Thüringische Landeszeitung (Weimar)
Bodos Beutel
Der Ministerpräsident ist jetzt auch auf Tiktok. Wenn Sie jetzt fragen, wo bitte schön ist der? Dann sind Sie zum einen nicht allein und gehören zum anderen wahrscheinlich einer Generation an, die zum Spielen noch rausgegangen ist und sich nicht in ihrem Zimmer verbarrikadierte, um vor einem flachen Bildschirm zu zocken.
Aber man muss mit der Zeit gehen. Das hat sich auch Bodo Ramelow gedacht. Der zwar eben jener Rausgehspielgeneration angehört, aber schon immer gerne Neues ausprobierte.
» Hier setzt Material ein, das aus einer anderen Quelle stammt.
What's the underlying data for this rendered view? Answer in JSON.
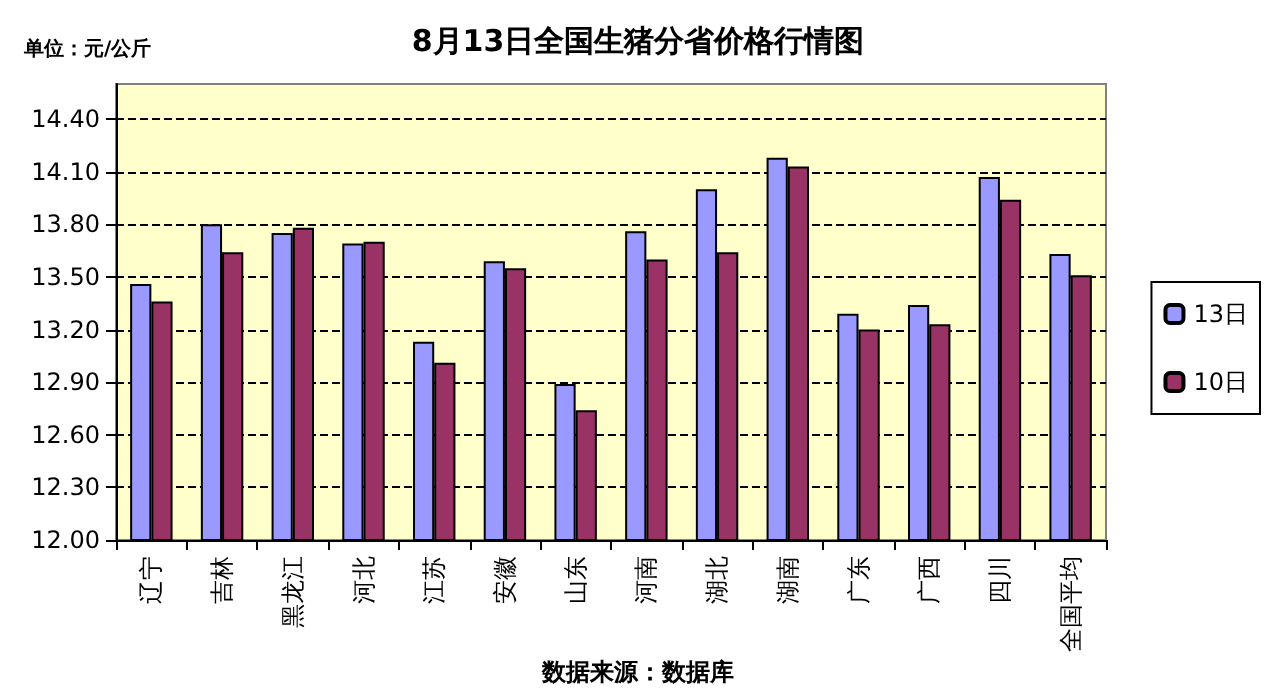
{
  "chart_data": {
    "type": "bar",
    "title": "8月13日全国生猪分省价格行情图",
    "ylabel": "单位：元/公斤",
    "annotations": [
      "数据来源：数据库"
    ],
    "categories": [
      "辽宁",
      "吉林",
      "黑龙江",
      "河北",
      "江苏",
      "安徽",
      "山东",
      "河南",
      "湖北",
      "湖南",
      "广东",
      "广西",
      "四川",
      "全国平均"
    ],
    "series": [
      {
        "name": "13日",
        "color": "#9999ff",
        "values": [
          13.46,
          13.8,
          13.75,
          13.69,
          13.13,
          13.59,
          12.89,
          13.76,
          14.0,
          14.18,
          13.29,
          13.34,
          14.07,
          13.63
        ]
      },
      {
        "name": "10日",
        "color": "#993366",
        "values": [
          13.36,
          13.64,
          13.78,
          13.7,
          13.01,
          13.55,
          12.74,
          13.6,
          13.64,
          14.13,
          13.2,
          13.23,
          13.94,
          13.51
        ]
      }
    ],
    "ylim": [
      12,
      14.6
    ],
    "yticks": [
      {
        "value": 12,
        "label": "12.00"
      },
      {
        "value": 12.3,
        "label": "12.30"
      },
      {
        "value": 12.6,
        "label": "12.60"
      },
      {
        "value": 12.9,
        "label": "12.90"
      },
      {
        "value": 13.2,
        "label": "13.20"
      },
      {
        "value": 13.5,
        "label": "13.50"
      },
      {
        "value": 13.8,
        "label": "13.80"
      },
      {
        "value": 14.1,
        "label": "14.10"
      },
      {
        "value": 14.4,
        "label": "14.40"
      }
    ],
    "grid": "y",
    "legend": "right"
  }
}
Tiktok ist ein soziales Netzwerk für Kurzvideos. Also eine weitere Parallelwelt im Internet, die oft alles andere als sozial sind und auch Müll und Hetze verbreiten. Nicht, dass es hier einen Zusammenhang gäbe, aber der Kanal gilt als Domäne der AfD. Deren Landesverband wird in Thüringen bekanntlich vom Verfassungsschutz als erwiesen rechtsextrem eingestuft. Aber lassen wir das. Den Anhängern der nur vermeintlichen Alternative ist dieser Fakt ohnehin schnuppe.
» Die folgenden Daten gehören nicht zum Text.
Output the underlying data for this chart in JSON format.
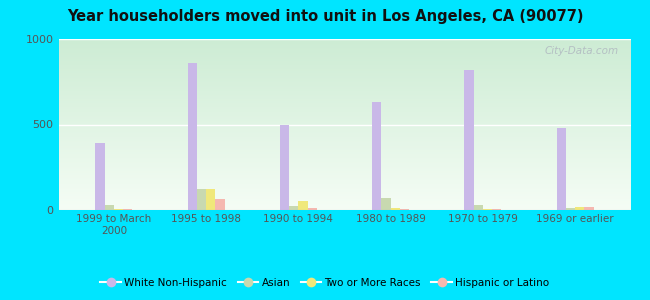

Beim Stichwort „Verfassungsschutz“fällt uns noch ein, dass Thüringens Amtschef Stephan Kramer vor Tiktok, dessen Betreiber in China sitzt, gewarnt hat. Das Netzwerk funktioniere „wie ein Trojaner“. Es lese Kontakte aus dem Adressbuch der Nutzer aus und könne Eingaben auf der Tastatur mitlesen.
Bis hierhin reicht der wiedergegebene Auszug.